- Korea Republic have never qualified for a Women’s Olympic Football Tournament
- Top-scorer Ji Soyun is determined to seal an Olympic berth
- Today marks International Olympic Day
Korea Republic have represented Asia at the FIFA Women’s World Cup on three occasions™ but their international prominence has yet to extend to the Women’s Olympic Football Tournament. The Taegeuk Ladies have tried and failed on six occasions to win their way to an Olympic Games, and current superstar Ji Soyun is desperate to end that barren run.
Korea Republic are just 180 minutes away from a breakthrough with a play-off against China PR standing in their way of maiden Olympic qualification. The two-legged showdown, originally scheduled for March, has twice been postponed due to COVID-19, with February 2021 confirmed as the new dates.
“We have tried hard in qualifying for the past Olympic Games only to disappoint on each occasion,” the 29-year-old Chelsea midfielder Ji told FIFA.com. “Now we have a chance.
“To be honest, I think this is a good opportunity for us to qualify for the Olympics for the first time. I hope my dream of participating in the Olympics will come true.
“I respect the Olympic spirit of contributing to world peace through sports,” added Ji in reference to International Olympic Day. “I would like to commemorate the birth of the Olympics with all those who love sports.”
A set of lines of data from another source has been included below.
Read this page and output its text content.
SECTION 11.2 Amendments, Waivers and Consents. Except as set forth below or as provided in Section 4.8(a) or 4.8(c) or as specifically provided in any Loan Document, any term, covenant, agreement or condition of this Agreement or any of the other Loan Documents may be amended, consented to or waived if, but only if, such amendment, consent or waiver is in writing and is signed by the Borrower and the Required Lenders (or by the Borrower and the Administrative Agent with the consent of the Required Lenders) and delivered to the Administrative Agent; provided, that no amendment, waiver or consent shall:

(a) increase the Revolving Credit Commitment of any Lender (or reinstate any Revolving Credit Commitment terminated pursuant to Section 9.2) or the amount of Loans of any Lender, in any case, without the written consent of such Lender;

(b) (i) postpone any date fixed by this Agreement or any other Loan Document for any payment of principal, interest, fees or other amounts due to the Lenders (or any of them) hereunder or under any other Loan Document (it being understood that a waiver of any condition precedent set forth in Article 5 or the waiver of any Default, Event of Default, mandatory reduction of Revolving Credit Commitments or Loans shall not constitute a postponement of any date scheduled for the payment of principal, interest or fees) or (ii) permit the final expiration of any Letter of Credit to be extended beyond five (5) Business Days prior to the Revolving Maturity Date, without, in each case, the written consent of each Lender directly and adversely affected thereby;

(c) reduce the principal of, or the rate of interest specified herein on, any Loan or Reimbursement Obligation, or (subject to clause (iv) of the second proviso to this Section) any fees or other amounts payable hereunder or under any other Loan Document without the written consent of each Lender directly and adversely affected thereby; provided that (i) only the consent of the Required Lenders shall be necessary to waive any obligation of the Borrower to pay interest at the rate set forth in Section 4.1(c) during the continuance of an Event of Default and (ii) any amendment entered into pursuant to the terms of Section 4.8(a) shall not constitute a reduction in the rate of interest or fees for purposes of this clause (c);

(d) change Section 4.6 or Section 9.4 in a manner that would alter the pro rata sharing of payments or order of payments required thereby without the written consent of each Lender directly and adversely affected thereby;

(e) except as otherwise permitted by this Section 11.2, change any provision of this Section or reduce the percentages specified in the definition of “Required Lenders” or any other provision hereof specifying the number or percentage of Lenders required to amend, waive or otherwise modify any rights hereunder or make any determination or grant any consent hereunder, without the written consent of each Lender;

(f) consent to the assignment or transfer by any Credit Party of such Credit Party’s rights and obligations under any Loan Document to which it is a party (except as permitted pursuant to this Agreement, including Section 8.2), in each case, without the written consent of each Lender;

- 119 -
With an incredible 61 goals from 125 international appearances, Ji is Korea Republic’s all-time top-scorer and the second most-capped player. Her 14-year international career has been littered with highlights including finding the net in competitions ranging from the EAFF (East Asian) Championship, the AFC Women’s Asian Cup and even the Women’s World Cup, where she was on target in a 2-2 draw against Costa Rica at Canada 2015. The only thing missing from the resume is an Olympic goal.
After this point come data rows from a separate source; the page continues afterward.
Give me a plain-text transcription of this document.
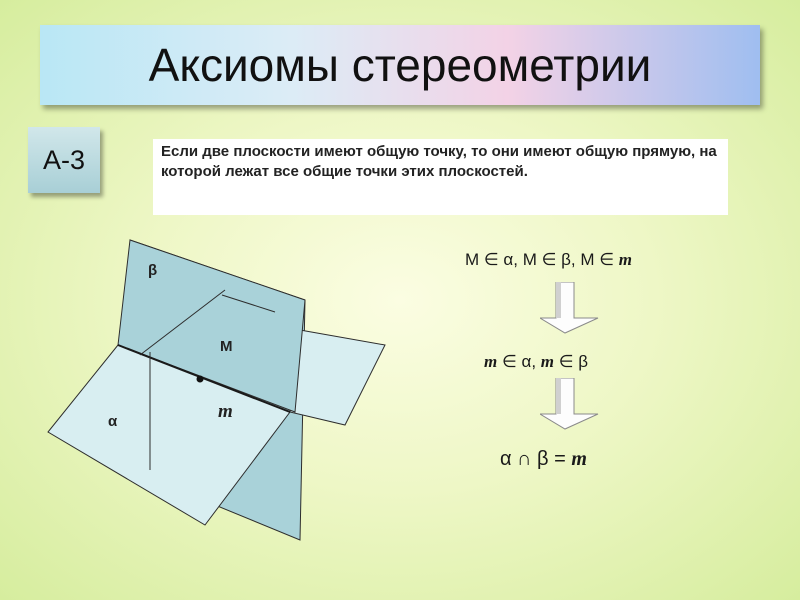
Аксиомы стереометрии
А-3	Если две плоскости имеют общую точку, то они имеют общую прямую, на которой лежат все общие точки этих плоскостей.
β
α
М
m
М ∈ α, М ∈ β, М ∈ m
m ∈ α, m ∈ β
α ∩ β = m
Ji, however, is all too aware they face a massive challenge against China. They lost 1-0 against their neighbouring rivals in the 2019 Four Nations Tournament, before playing out a goalless draw in last December’s East Asian Championship.
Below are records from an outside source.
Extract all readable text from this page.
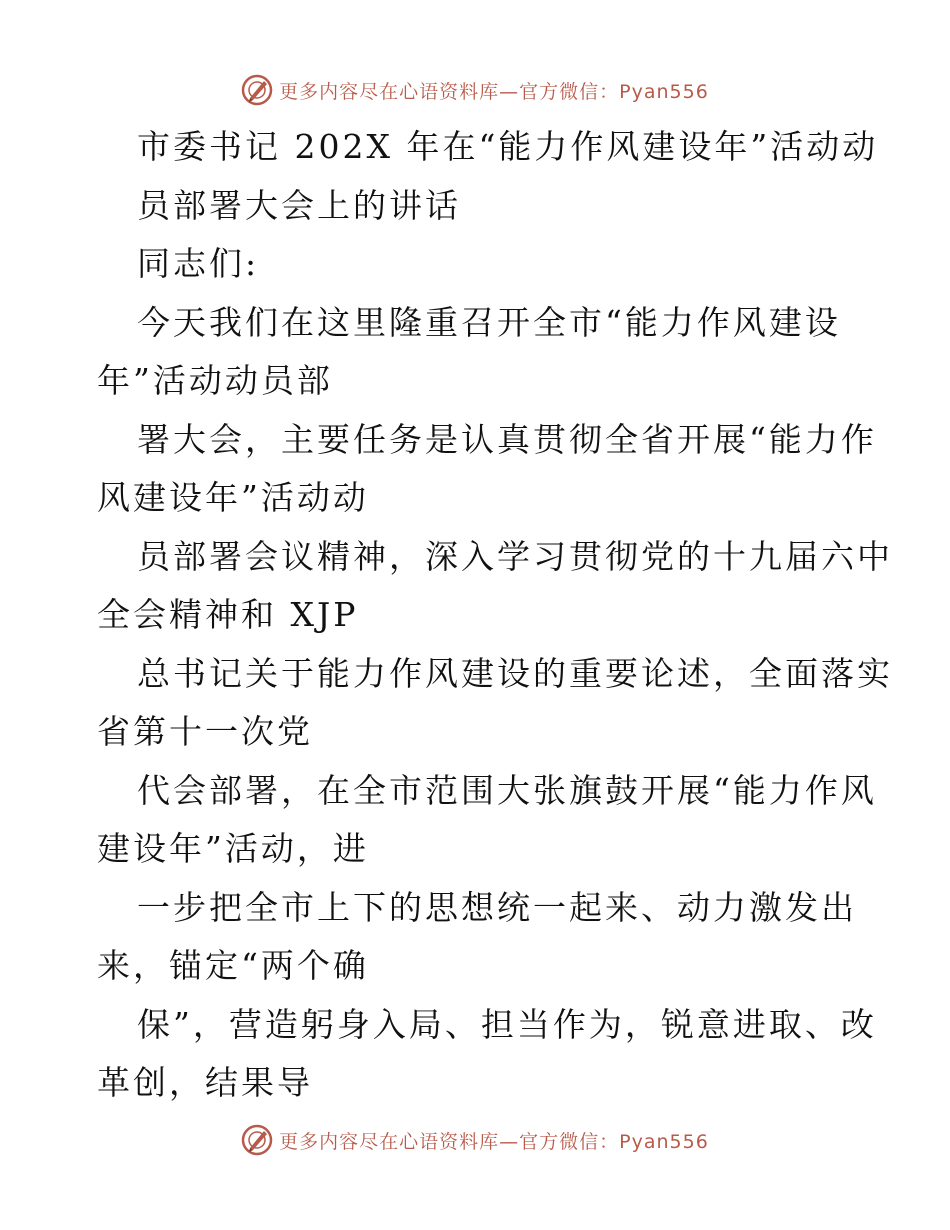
更多内容尽在心语资料库—官方微信：Pyan556
市委书记 202X 年在“能力作风建设年”活动动
员部署大会上的讲话
同志们:
今天我们在这里隆重召开全市“能力作风建设
年”活动动员部
署大会，主要任务是认真贯彻全省开展“能力作
风建设年”活动动
员部署会议精神，深入学习贯彻党的十九届六中
全会精神和 XJP
总书记关于能力作风建设的重要论述，全面落实
省第十一次党
代会部署，在全市范围大张旗鼓开展“能力作风
建设年”活动，进
一步把全市上下的思想统一起来、动力激发出
来，锚定“两个确
保”，营造躬身入局、担当作为，锐意进取、改
革创，结果导
更多内容尽在心语资料库—官方微信：Pyan556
“We have faced up against China many times and we know each other very well,” Ji said. “So the final results may largely depend on which side makes fewer mistakes.”
Transformation under Bell
The team’s progress under new boss Colin Bell has provided Ji with added confidence. Since taking over last October, the former Republic of Ireland women’s team coach has injected new blood into the side. With the fresh faces providing added impetus, the team excelled during Asia’s third round of Olympic qualifying by winning their group in confident fashion.
“We have many young players in the team now and they provide fresh drive,” said Ji. “Good changes have taken place under him during a short period and we are looking to make further progress.
“It was a good start for the team and the new coach. It was coach Bell’s first major competition in charge. There were changes of positions and roles and everything looked new. But I think we have got used to it very well.”
Ji, meanwhile, remains the team’s talismanic figure. She struck three times during the third round, completing a brace in a 7-0 rout of Myanmar before sealing a 3-0 victory against Vietnam.
“Coach Bell needs me to play a central role and to lead the young players by example,” she explained. “As one of the veteran players, I should help and support the team with my experiences.”
The new play-off schedule sees Korea Republic set to play at home on 19 February, before travelling to China for the return five days later. With the decider kicking off in a little less than eight months’ time, Ji sounded confident of entering the showdown well-prepared.
“COVID-19 did pose difficulties for us this year but the postponement gives us more time to prepare. We will work hard and get ourselves ready for the play-off. Everyone in the team thinks we must achieve our [Olympic qualification] goal this time around.”